Even if Hillary Clinton wins, it wouldn’t bring about a post-gendered American, anymore than Barack Obama’s victory delivered a post-racial America. Indeed, there’s every reason to expect it to produce a wave of open misogyny, as ugly as the racist backlash of the Obama years. It’s Newton’s Third Law of Cultural Politics: Every action creates an entirely disproportionate and opposite reaction.
But for now, at least, misogyny is just one of the varied hatreds and hostilities coursing through American politics. The race between Donald Trump and Hillary Clinton hinges on many things, and matters for many reasons—and neither her staunchest supporters nor her fiercest opponents tend to put gender at the top of those lists. But both the daughters of the delegates in Cleveland who chanted, “Lock her up!” and the sons of the delegates in Philadelphia who shouted, “I’m with her!” will grow up knowing that a woman can win a nomination, and perhaps the presidency. In fact, they’re unlikely to ponder the possibility that it could be otherwise.
That’s how it works when barriers fall; it’s hard to remember they were ever there at all.
“We hold these truths to be self-evident,” reads the Declaration signed in Philadelphia, “that all men are created equal.” In her speech, Clinton quoted lyrics from the musical Hamilton. But there was another couplet, from a different song, that she didn’t even need to repeat aloud: “We hold these truths to be self-evident, that all men are created equal,” the heroine, Angelica Schuyler, sings. “And when I meet Thomas Jefferson, I’mma compel him to include woman in the sequel.”
Hillary didn’t take the stage until well after 10 p.m., but all evening, parents filtered in to the Wells Fargo Arena with children in tow. A disproportionate number seemed to be girls. By an escalator, I found Patricia Ewing, who had brought her two daughters from Annapolis, Maryland, to share in the historic moment. “It’s a huge sea change in the possibilities for them,” Ewing said.
Her 14-year-old, Veronica, was less enthused. “Originally I was for Bernie,” she explained, “but since he wasn’t going to make it, she was the second best compared to Trump.” As we talked about the historic import of the moment, her 13-year-old sister turned her back to watch the crowd. I asked her what she thought. “I really don’t like Trump,” Sofia said. “I’d much rather have Bernie, but as long as it’s not Trump.”
Others were more enthusiastic.
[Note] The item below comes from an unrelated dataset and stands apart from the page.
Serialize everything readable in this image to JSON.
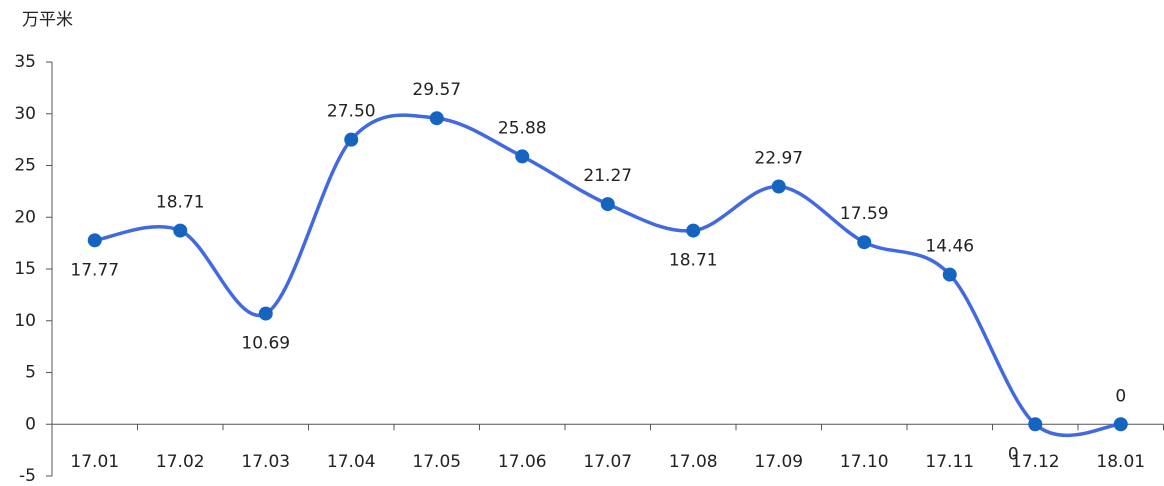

Eighteen-year-old Zach Rosenfeld had come along with his father, Tom, and his 14-year-old brother. “I’m a huge Hillary fan,” he said, “and we’re about to see history made.” His high school sits a block away from Clinton’s campaign headquarters in Brooklyn. “To watch your kid so excited about the democratic process … is a real gift,” his father said.
They were watching when Hillary Clinton looked up at them and said: “Even more important than the history we make tonight, is the history we will write together in the years ahead.”
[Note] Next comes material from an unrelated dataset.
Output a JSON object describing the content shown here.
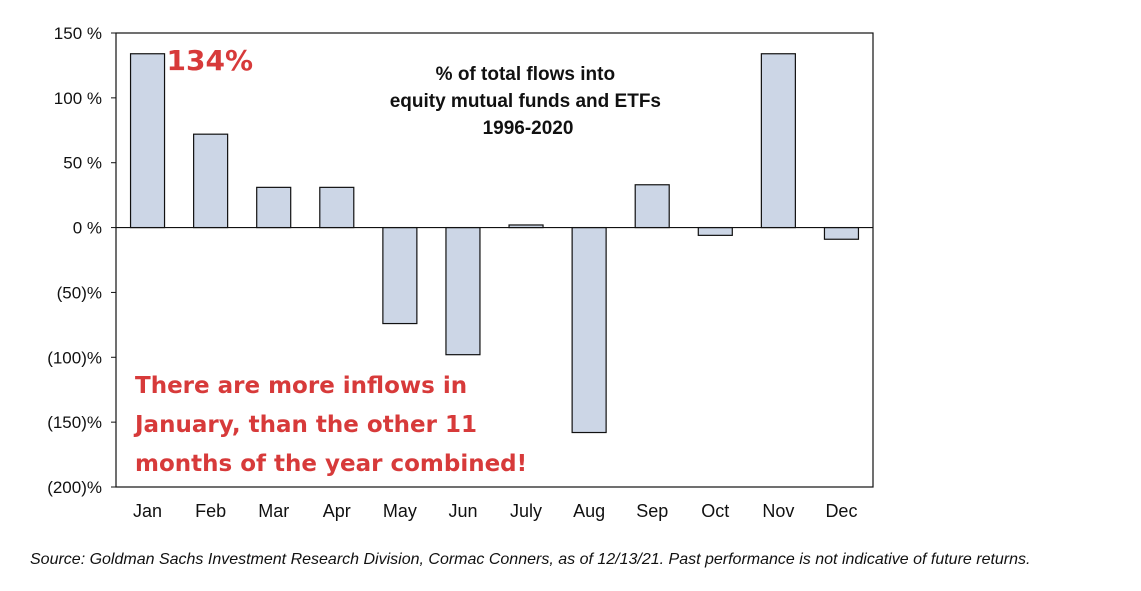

“I remember looking up at the poster on the wall of our American presidents,” Ohio Senator Sherrod Brown recalled of his third-grade classroom. “Other than a few mustaches and powdered wigs, they all looked pretty much like me.” His grandchildren, he said, “won’t see faces that look only like mine, they will see Barack Obama, and because of the work that we do over the next 100 days, my granddaughters will see themselves in the face of Hillary Clinton.”
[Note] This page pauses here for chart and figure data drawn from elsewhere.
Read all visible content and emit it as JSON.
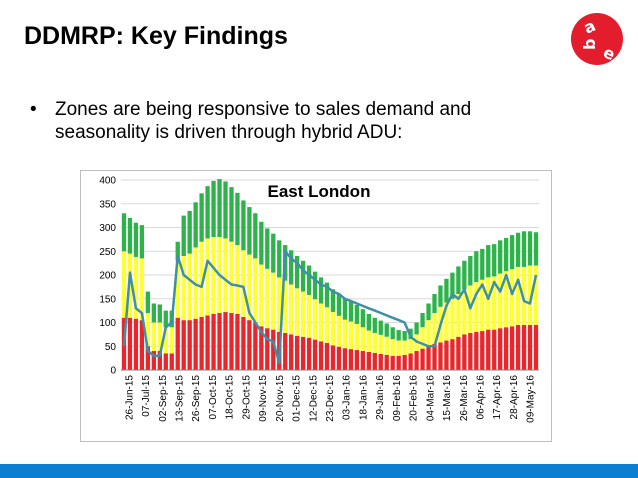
{
  "slide": {
    "title": "DDMRP: Key Findings",
    "bullet_symbol": "•",
    "bullet_text": "Zones are being responsive to sales demand and seasonality is driven through hybrid ADU:",
    "logo_letters": [
      "a",
      "b",
      "e"
    ],
    "colors": {
      "logo_red": "#e31d2c",
      "footer_blue": "#0d7fd1"
    }
  },
  "chart_data": {
    "type": "bar",
    "title": "East London",
    "ylim": [
      0,
      400
    ],
    "yticks": [
      0,
      50,
      100,
      150,
      200,
      250,
      300,
      350,
      400
    ],
    "grid": true,
    "legend": "none",
    "x_tick_labels": [
      "26-Jun-15",
      "07-Jul-15",
      "02-Sep-15",
      "13-Sep-15",
      "26-Sep-15",
      "07-Oct-15",
      "18-Oct-15",
      "29-Oct-15",
      "09-Nov-15",
      "20-Nov-15",
      "01-Dec-15",
      "12-Dec-15",
      "23-Dec-15",
      "03-Jan-16",
      "18-Jan-16",
      "29-Jan-16",
      "09-Feb-16",
      "20-Feb-16",
      "04-Mar-16",
      "15-Mar-16",
      "26-Mar-16",
      "06-Apr-16",
      "17-Apr-16",
      "28-Apr-16",
      "09-May-16"
    ],
    "colors": {
      "red_zone": "#e8262b",
      "yellow_zone": "#ffff33",
      "green_zone": "#2db34a",
      "on_hand_line": "#3f8fa8",
      "position_line": "#8a8a52"
    },
    "series": [
      {
        "values": [
          110,
          110,
          108,
          105,
          50,
          40,
          40,
          35,
          35,
          110,
          105,
          105,
          108,
          112,
          115,
          118,
          120,
          122,
          120,
          118,
          112,
          105,
          100,
          92,
          88,
          85,
          80,
          78,
          75,
          72,
          70,
          68,
          64,
          60,
          57,
          52,
          49,
          46,
          44,
          42,
          40,
          38,
          36,
          34,
          32,
          30,
          30,
          32,
          35,
          40,
          45,
          50,
          55,
          58,
          62,
          65,
          70,
          75,
          78,
          80,
          82,
          85,
          85,
          88,
          90,
          92,
          95,
          95,
          95,
          95
        ]
      },
      {
        "values": [
          140,
          135,
          130,
          130,
          70,
          60,
          60,
          55,
          55,
          120,
          135,
          140,
          150,
          158,
          162,
          162,
          160,
          155,
          150,
          145,
          140,
          138,
          135,
          130,
          125,
          120,
          115,
          110,
          105,
          100,
          95,
          90,
          85,
          80,
          75,
          70,
          65,
          60,
          58,
          55,
          50,
          45,
          42,
          40,
          38,
          35,
          32,
          30,
          30,
          35,
          45,
          55,
          65,
          75,
          80,
          85,
          90,
          95,
          100,
          105,
          108,
          110,
          112,
          115,
          118,
          120,
          122,
          122,
          125,
          125
        ]
      },
      {
        "values": [
          80,
          75,
          72,
          70,
          45,
          40,
          38,
          35,
          35,
          40,
          85,
          90,
          95,
          102,
          110,
          118,
          122,
          120,
          115,
          110,
          105,
          100,
          95,
          90,
          85,
          82,
          78,
          75,
          72,
          68,
          65,
          62,
          58,
          55,
          52,
          48,
          46,
          44,
          42,
          40,
          38,
          35,
          32,
          30,
          28,
          25,
          22,
          20,
          22,
          25,
          30,
          35,
          40,
          45,
          50,
          55,
          58,
          60,
          62,
          65,
          65,
          68,
          68,
          70,
          70,
          72,
          72,
          75,
          72,
          70
        ]
      },
      {
        "values": [
          50,
          205,
          130,
          120,
          40,
          30,
          30,
          90,
          100,
          240,
          200,
          190,
          180,
          175,
          230,
          215,
          200,
          190,
          180,
          178,
          175,
          120,
          100,
          80,
          65,
          60,
          15,
          250,
          235,
          225,
          210,
          200,
          190,
          180,
          175,
          165,
          160,
          150,
          145,
          140,
          135,
          130,
          125,
          120,
          115,
          110,
          105,
          100,
          70,
          60,
          55,
          50,
          50,
          95,
          135,
          160,
          150,
          170,
          130,
          160,
          180,
          150,
          185,
          165,
          200,
          160,
          190,
          145,
          140,
          200
        ]
      }
    ]
  }
}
Earlier in the evening, Meredith Cabe and her three girls from Silver Spring, Maryland, were grabbing an early dinner on the concourse. “The reason we came is these guys,” Cabe said. “It’s an amazing thing that it’s part of their childhood.”
“I want to see Hillary and to see her speak and to see her get nominated,” said Lila Hutchins, her 10-year-old. It was important, she said, “because if she’s the first woman president then there’ll probably be other ones.”
Her 6-year-old sister, Mae, broke in excitedly: “I know I will be one!”
She beamed up at me, and I believed her.